Roboflow Inference: Effortless Local Computer Vision Deployment with Python

In the world of AI, training a computer vision model is only half the battle. Figuring out where and how to deploy it in a user friendly way? Now, that's a whole new adventure – and sometimes, it can be tougher than the training itself.

Traditional deployment methods often required extensive setups, including navigating the intricacies of Docker or relying on the Cloud. But what if deploying your model was as simple as utilizing a Python package? Let’s dive into how Roboflow inference provides a refreshing Python-centric alternative.

By the end of this guide, we will have Inference running a face detection model on a webcam. Here is a demo:

0:00

/0:05

The Traditional Deployment Landscape

Traditionally, deploying a computer vision model meant getting your hands dirty with Docker containers or investing in cloud-based services. While these methods have their merits, they also come with challenges:

Cost Implications: Cloud services come with ongoing expenses. As your application scales, so does your bill.
Setup Complexities: Configuring Docker can be a maze for newcomers.
Latency and Offline Access Concerns: Cloud-based methods can introduce latency, and without internet access, your model is unreachable.

Roboflow Inference: Local Deployment Made Easy

With Roboflow Inference (pip install inference), you can deploy and inference your computer vision models locally. The advantages are abundant:

Cost-effective: No ongoing cloud costs or hidden fees.
Minimal setup: Say goodbye to complex configurations.
Reduced latency: Process data in real-time on your local machine.
Offline capabilities: Your can inference against your models with or without the internet.

Step #1: Install Inference with pip

We will use pip to install the Python package inference into your Python environment.
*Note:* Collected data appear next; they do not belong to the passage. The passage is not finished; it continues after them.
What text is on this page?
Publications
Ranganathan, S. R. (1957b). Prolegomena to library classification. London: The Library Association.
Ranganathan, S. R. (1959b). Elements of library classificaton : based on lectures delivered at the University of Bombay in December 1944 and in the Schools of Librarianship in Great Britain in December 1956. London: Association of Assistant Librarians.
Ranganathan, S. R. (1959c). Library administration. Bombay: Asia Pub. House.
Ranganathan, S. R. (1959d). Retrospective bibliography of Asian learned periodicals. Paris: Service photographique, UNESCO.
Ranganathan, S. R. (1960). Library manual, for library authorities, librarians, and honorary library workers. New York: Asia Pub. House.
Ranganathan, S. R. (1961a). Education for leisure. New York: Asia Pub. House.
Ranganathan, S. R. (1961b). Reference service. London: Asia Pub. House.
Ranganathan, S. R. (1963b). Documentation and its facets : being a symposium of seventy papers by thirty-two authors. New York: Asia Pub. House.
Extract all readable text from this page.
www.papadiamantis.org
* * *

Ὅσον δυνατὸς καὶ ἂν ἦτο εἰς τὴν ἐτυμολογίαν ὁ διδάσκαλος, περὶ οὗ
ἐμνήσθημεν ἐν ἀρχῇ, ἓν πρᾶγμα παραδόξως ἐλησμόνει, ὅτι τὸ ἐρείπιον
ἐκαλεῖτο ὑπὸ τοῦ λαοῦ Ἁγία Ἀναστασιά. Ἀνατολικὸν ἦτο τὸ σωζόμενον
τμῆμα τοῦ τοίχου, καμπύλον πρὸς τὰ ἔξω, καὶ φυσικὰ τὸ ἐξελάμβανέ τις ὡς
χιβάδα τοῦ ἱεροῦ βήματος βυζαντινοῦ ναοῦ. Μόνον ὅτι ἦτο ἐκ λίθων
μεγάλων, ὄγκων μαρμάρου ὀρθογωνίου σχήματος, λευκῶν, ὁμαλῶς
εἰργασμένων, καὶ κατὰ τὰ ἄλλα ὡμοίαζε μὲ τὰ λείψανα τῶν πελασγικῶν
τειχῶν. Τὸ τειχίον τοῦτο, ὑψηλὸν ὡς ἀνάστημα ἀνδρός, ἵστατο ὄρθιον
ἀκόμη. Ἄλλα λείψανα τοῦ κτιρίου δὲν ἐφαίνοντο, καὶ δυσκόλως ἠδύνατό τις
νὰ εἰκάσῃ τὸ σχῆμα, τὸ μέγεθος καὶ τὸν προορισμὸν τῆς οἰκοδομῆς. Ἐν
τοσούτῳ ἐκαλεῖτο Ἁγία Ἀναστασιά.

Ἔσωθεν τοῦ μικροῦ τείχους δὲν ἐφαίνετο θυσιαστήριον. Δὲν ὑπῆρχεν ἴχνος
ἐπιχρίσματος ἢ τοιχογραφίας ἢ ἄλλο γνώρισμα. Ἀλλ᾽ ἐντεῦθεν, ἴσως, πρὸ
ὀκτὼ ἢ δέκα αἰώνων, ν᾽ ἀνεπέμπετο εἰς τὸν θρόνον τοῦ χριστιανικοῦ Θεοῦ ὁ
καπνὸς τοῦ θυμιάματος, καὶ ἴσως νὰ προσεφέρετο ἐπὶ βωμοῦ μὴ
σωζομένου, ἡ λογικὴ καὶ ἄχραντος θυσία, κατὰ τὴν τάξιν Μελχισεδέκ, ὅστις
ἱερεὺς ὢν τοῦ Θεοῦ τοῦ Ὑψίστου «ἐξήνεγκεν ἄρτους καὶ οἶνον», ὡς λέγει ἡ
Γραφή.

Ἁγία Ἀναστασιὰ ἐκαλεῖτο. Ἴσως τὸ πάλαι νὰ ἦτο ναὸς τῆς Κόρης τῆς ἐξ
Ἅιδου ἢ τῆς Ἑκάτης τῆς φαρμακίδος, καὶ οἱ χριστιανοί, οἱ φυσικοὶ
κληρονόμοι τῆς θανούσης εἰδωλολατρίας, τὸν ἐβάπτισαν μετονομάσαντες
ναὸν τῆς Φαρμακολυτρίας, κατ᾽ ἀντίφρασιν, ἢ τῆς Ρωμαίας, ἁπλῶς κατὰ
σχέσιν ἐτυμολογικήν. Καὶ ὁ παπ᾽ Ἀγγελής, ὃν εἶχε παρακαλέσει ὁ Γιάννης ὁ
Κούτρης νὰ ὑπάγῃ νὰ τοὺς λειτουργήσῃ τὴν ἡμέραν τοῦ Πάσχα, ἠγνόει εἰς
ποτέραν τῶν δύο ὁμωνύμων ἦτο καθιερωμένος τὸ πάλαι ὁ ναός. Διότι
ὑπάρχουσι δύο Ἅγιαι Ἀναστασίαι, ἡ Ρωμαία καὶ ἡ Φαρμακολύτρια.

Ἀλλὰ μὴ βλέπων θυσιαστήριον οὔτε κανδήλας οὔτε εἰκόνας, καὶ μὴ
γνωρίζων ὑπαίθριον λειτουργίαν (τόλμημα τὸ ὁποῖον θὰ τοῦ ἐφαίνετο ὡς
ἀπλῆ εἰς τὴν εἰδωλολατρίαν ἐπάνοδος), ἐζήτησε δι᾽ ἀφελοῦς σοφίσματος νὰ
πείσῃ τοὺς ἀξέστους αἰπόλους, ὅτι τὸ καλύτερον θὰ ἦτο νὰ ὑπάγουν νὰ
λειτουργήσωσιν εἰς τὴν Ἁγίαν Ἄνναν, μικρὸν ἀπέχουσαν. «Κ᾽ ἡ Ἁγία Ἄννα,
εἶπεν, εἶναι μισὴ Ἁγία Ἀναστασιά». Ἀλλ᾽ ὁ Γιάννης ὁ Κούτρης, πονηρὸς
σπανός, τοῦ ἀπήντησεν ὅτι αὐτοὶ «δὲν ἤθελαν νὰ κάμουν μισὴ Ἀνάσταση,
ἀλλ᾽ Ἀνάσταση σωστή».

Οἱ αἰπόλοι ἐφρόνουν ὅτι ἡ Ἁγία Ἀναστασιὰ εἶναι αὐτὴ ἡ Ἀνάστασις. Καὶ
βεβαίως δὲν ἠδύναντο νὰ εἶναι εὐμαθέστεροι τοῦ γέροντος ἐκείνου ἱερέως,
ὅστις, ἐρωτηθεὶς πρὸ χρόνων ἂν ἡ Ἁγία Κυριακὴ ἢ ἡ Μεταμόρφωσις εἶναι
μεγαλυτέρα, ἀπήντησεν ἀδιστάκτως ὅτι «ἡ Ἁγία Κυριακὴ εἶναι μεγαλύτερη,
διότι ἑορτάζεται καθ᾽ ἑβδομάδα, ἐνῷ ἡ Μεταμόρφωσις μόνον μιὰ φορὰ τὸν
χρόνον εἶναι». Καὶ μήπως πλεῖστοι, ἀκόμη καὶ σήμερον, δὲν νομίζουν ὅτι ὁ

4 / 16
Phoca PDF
There are several different options to install inference depending on if you will be using a CPU vs GPU or if you plan on using CLIP or SAM and require additional dependencies (such as pytorch). To find out which option is right for you, visit the inference GitHub repo.

For this article, we will be running inference on a CPU so we will install the package by using the following command:

pip install inference

That's all we need to inference against a computer vision model using only our CPU! For production use cases, you will likely use inference-gpu. The Python package for running inference on GPU is the same, so this guide will work with inference-gpu, too.

You will also need to install opencv-python to visualize images and predictions on screen:

pip install opencv-python

Step #2: Choose a Computer Vision Model

Visit Roboflow Universe to use an existing computer vision model that someone has already created (or create your own!) based off what you're trying to achieve. We'll be demonstrating face detection in this article, so we'll be using this pre-trained model here.

Some useful information from this project we'll need for our Python script:

Project name: face-detection-mik1i
Project version: 18

Step #3: Inference an image

Now let's create a Python script to load this model to our local machine and inference an image against it.

from inference.models.utils import get_roboflow_model
import cv2

# Image path
image_path = "photo.jpg"

# Roboflow model
model_name = "face-detection-mik1i"
model_version = "18"

# Get Roboflow face model (this will fetch the model from Roboflow)
model = get_roboflow_model(
    model_id="{}/{}".format(model_name, model_version),
    #Replace ROBOFLOW_API_KEY with your Roboflow API Key
    api_key="ROBOFLOW_API_KEY"
)

# Load image with opencv
frame = cv2.imread(image_path)

# Inference image to find faces
results = model.infer(image=frame,
                        confidence=0.5,
                        iou_threshold=0.5)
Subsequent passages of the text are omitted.